En résumé, le pouvoir d’organisation de l’employeur est à la fois un droit consubstantiel à sa fonction de dirigeant et un ensemble de prérogatives encadrées par la législation sociale, qui vise à assurer à la fois la performance de l’entreprise et le respect des droits des salariés.
III. Le pouvoir disciplinaire
A. Définition des sanctions disciplinaires
L’employeur a la possibilité de réprimer tout manquement par le salarié à ses obligations contractuelles et professionnelles, en recourant à un éventail de sanctions : réprimande, avertissement, blâme, mise à pied, mutation disciplinaire, rétrogradation et licenciement
Selon l’article 87 du code du travail.
« Une sanction disciplinaire ne peut être infligée à un salarié que s’il a commis une faute professionnelle c’est-à-dire une faute dans l’exécution de son contrat de travail. »
B. Procédure disciplinaire
Avant toute sanction (sauf simple remontrance verbale), la loi impose à l’employeur de respecter une procédure garantissant les droits du salarié. La majorité es mesures de sanction doivent respecter une procédure donnée :
- Convocation à entretien : écrite, précisant le motif, la date, l’heure, le lieu de l’entretien, et informant le salarié de la possibilité d’être assisté (Code, art. 91).
- Déroulement de l’entretien : l’employeur expose les griefs, recueille les explications et celles de l’assistant éventuel (art. 94-95).
- Notification de la sanction : remise contre décharge ou en recommandé, mentionnant précisément la faute reprochée ; copie adressée à l’Inspection du travail (art. 97).
Article 91
« L’employeur qui envisage de prendre une sanction disciplinaire autre qu’une simple remontrance verbale doit convoquer le salarié à un entretien préalable… »
C. Interdiction des sanctions pécuniaires
Aucune sanction pécuniaire ne peut être infligée. L’employeur ne peut prononcer de retenue sur salaire à titre disciplinaire.
Article 89 :
« Aucune sanction pécuniaire ne peut être infligée à un salarié. Le terme sanction pécuniaire s’entend de toute mesure qui a pour but ou résultat de diminuer la rémunération normalement due pour un travail fourni par le salarié. »
D. Non-cumul et prescription
- Non-cumul des sanctions : Un même fait ne peut donner lieu à plusieurs sanctions. Par exemple, on ne peut pas pour un seul manquement du salarié lui infliger un avertissement et dans le même temps, engager une procédure de licenciement. En d’autres termes, une sanction unique pour chaque faute commise par le salarié.

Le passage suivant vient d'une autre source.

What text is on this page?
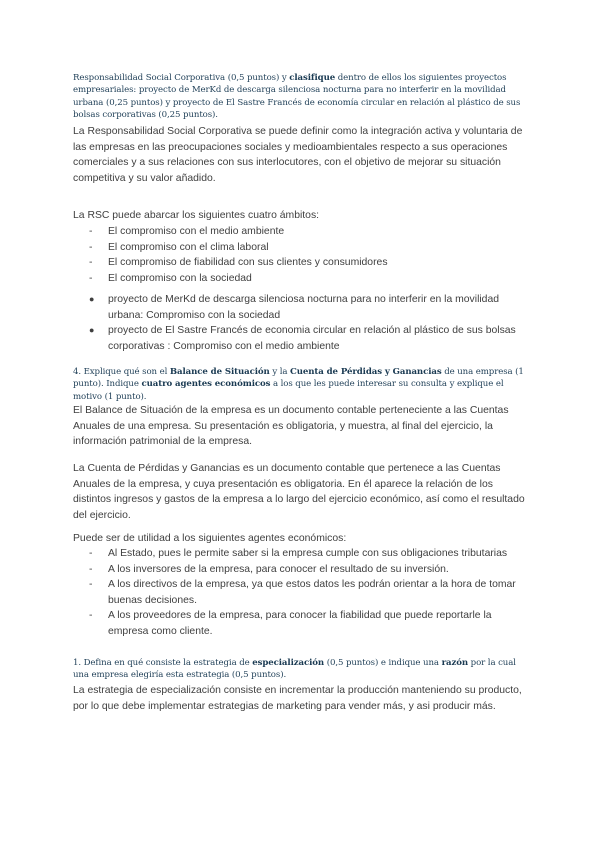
Responsabilidad Social Corporativa (0,5 puntos) y clasifique dentro de ellos los siguientes proyectos empresariales: proyecto de MerKd de descarga silenciosa nocturna para no interferir en la movilidad urbana (0,25 puntos) y proyecto de El Sastre Francés de economía circular en relación al plástico de sus bolsas corporativas (0,25 puntos).
La Responsabilidad Social Corporativa se puede definir como la integración activa y voluntaria de las empresas en las preocupaciones sociales y medioambientales respecto a sus operaciones comerciales y a sus relaciones con sus interlocutores, con el objetivo de mejorar su situación competitiva y su valor añadido.
La RSC puede abarcar los siguientes cuatro ámbitos:
- El compromiso con el medio ambiente
- El compromiso con el clima laboral
- El compromiso de fiabilidad con sus clientes y consumidores
- El compromiso con la sociedad
● proyecto de MerKd de descarga silenciosa nocturna para no interferir en la movilidad urbana: Compromiso con la sociedad
● proyecto de El Sastre Francés de economia circular en relación al plástico de sus bolsas corporativas : Compromiso con el medio ambiente
4. Explique qué son el Balance de Situación y la Cuenta de Pérdidas y Ganancias de una empresa (1 punto). Indique cuatro agentes económicos a los que les puede interesar su consulta y explique el motivo (1 punto).
El Balance de Situación de la empresa es un documento contable perteneciente a las Cuentas Anuales de una empresa. Su presentación es obligatoria, y muestra, al final del ejercicio, la información patrimonial de la empresa.
La Cuenta de Pérdidas y Ganancias es un documento contable que pertenece a las Cuentas Anuales de la empresa, y cuya presentación es obligatoria. En él aparece la relación de los distintos ingresos y gastos de la empresa a lo largo del ejercicio económico, así como el resultado del ejercicio.
Puede ser de utilidad a los siguientes agentes económicos:
- Al Estado, pues le permite saber si la empresa cumple con sus obligaciones tributarias
- A los inversores de la empresa, para conocer el resultado de su inversión.
- A los directivos de la empresa, ya que estos datos les podrán orientar a la hora de tomar buenas decisiones.
- A los proveedores de la empresa, para conocer la fiabilidad que puede reportarle la empresa como cliente.
1. Defina en qué consiste la estrategia de especialización (0,5 puntos) e indique una razón por la cual una empresa elegiría esta estrategia (0,5 puntos).
La estrategia de especialización consiste en incrementar la producción manteniendo su producto, por lo que debe implementar estrategias de marketing para vender más, y asi producir más.
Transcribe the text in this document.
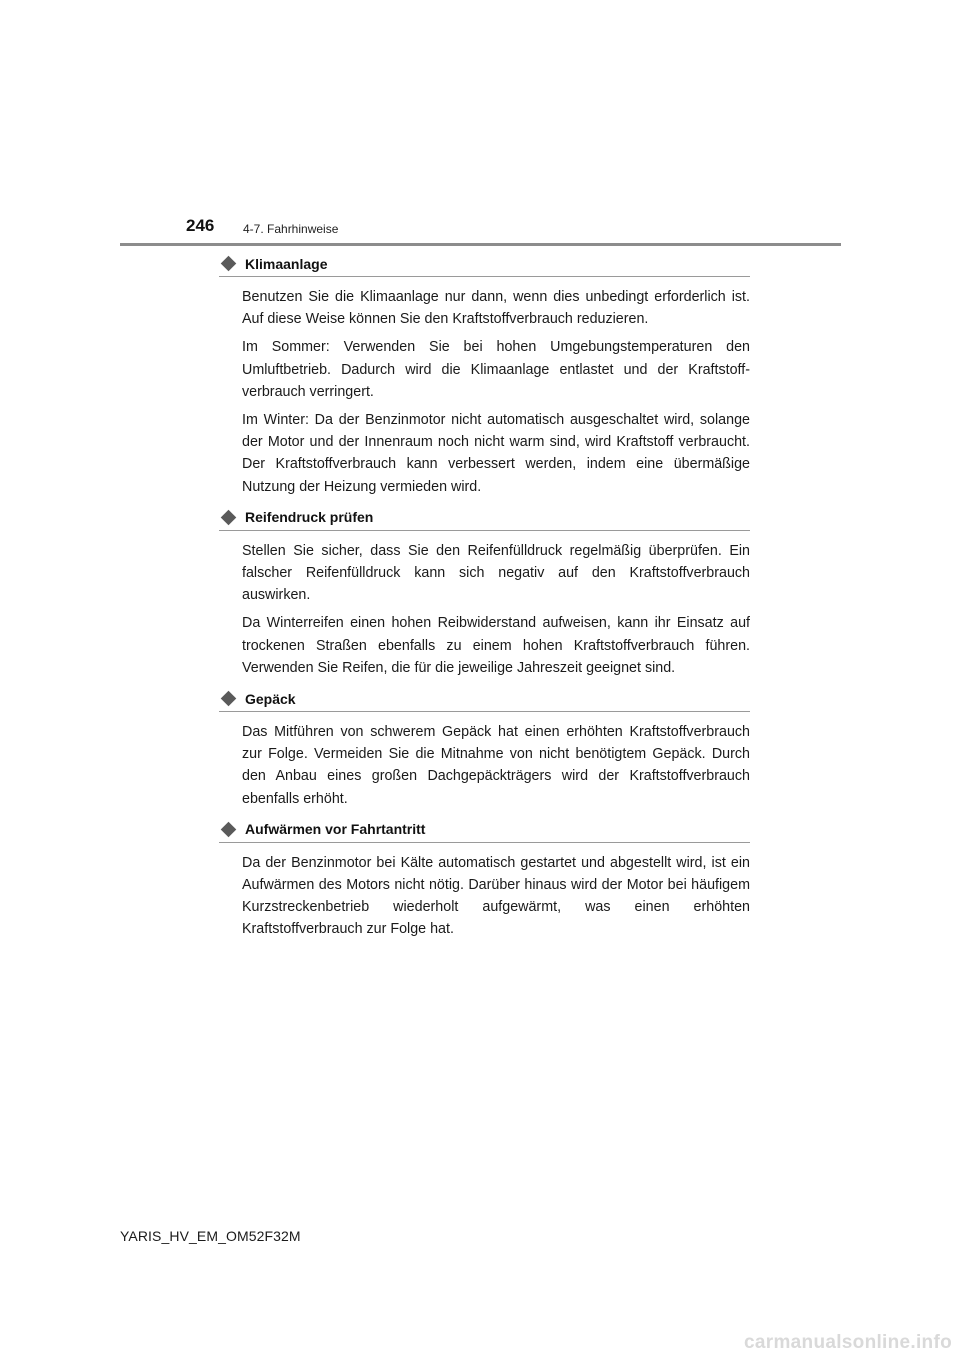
246 4-7. Fahrhinweise
Klimaanlage

Benutzen Sie die Klimaanlage nur dann, wenn dies unbedingt erforderlich ist. Auf diese Weise können Sie den Kraftstoffverbrauch reduzieren.

Im Sommer: Verwenden Sie bei hohen Umgebungstemperaturen den Umluftbetrieb. Dadurch wird die Klimaanlage entlastet und der Kraftstoffverbrauch verringert.

Im Winter: Da der Benzinmotor nicht automatisch ausgeschaltet wird, solange der Motor und der Innenraum noch nicht warm sind, wird Kraftstoff verbraucht. Der Kraftstoffverbrauch kann verbessert werden, indem eine übermäßige Nutzung der Heizung vermieden wird.

Reifendruck prüfen

Stellen Sie sicher, dass Sie den Reifenfülldruck regelmäßig überprüfen. Ein falscher Reifenfülldruck kann sich negativ auf den Kraftstoffverbrauch auswirken.

Da Winterreifen einen hohen Reibwiderstand aufweisen, kann ihr Einsatz auf trockenen Straßen ebenfalls zu einem hohen Kraftstoffverbrauch führen. Verwenden Sie Reifen, die für die jeweilige Jahreszeit geeignet sind.

Gepäck

Das Mitführen von schwerem Gepäck hat einen erhöhten Kraftstoffverbrauch zur Folge. Vermeiden Sie die Mitnahme von nicht benötigtem Gepäck. Durch den Anbau eines großen Dachgepäckträgers wird der Kraftstoffverbrauch ebenfalls erhöht.

Aufwärmen vor Fahrtantritt

Da der Benzinmotor bei Kälte automatisch gestartet und abgestellt wird, ist ein Aufwärmen des Motors nicht nötig. Darüber hinaus wird der Motor bei häufigem Kurzstreckenbetrieb wiederholt aufgewärmt, was einen erhöhten Kraftstoffverbrauch zur Folge hat.

YARIS_HV_EM_OM52F32M
carmanualsonline.info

- Prescription : Les faits sanctionnés ne peuvent plus être invoqués passé un délai de douze mois (Code du travail, art. 101).
Cela revient à dire que le salarié qui commet une faute au moins de janvier 2024, ne pourra plus être sanctionné pour cette même faute si douze mois se sont écoulés soit en février 2025 par exemple.
Article 101 – Extrait
« Lorsqu’une sanction a été prononcée, les faits sanctionnés ne peuvent plus, joints à d’autres faits postérieurs, être invoqués contre le travailleur passé un délai de douze mois après leur survenance. »
Conclusion
Le Code du travail tchadien confère à l’employeur des pouvoirs étendus pour organiser, réglementer et garantir la discipline au sein de l’entreprise, tout en imposant des obligations de transparence, d’équité et de respect des droits fondamentaux du salarié.
Toute décision ou sanction doit impérativement respecter la procédure légale afin de préserver la confiance mutuelle et la justice dans la relation de travail.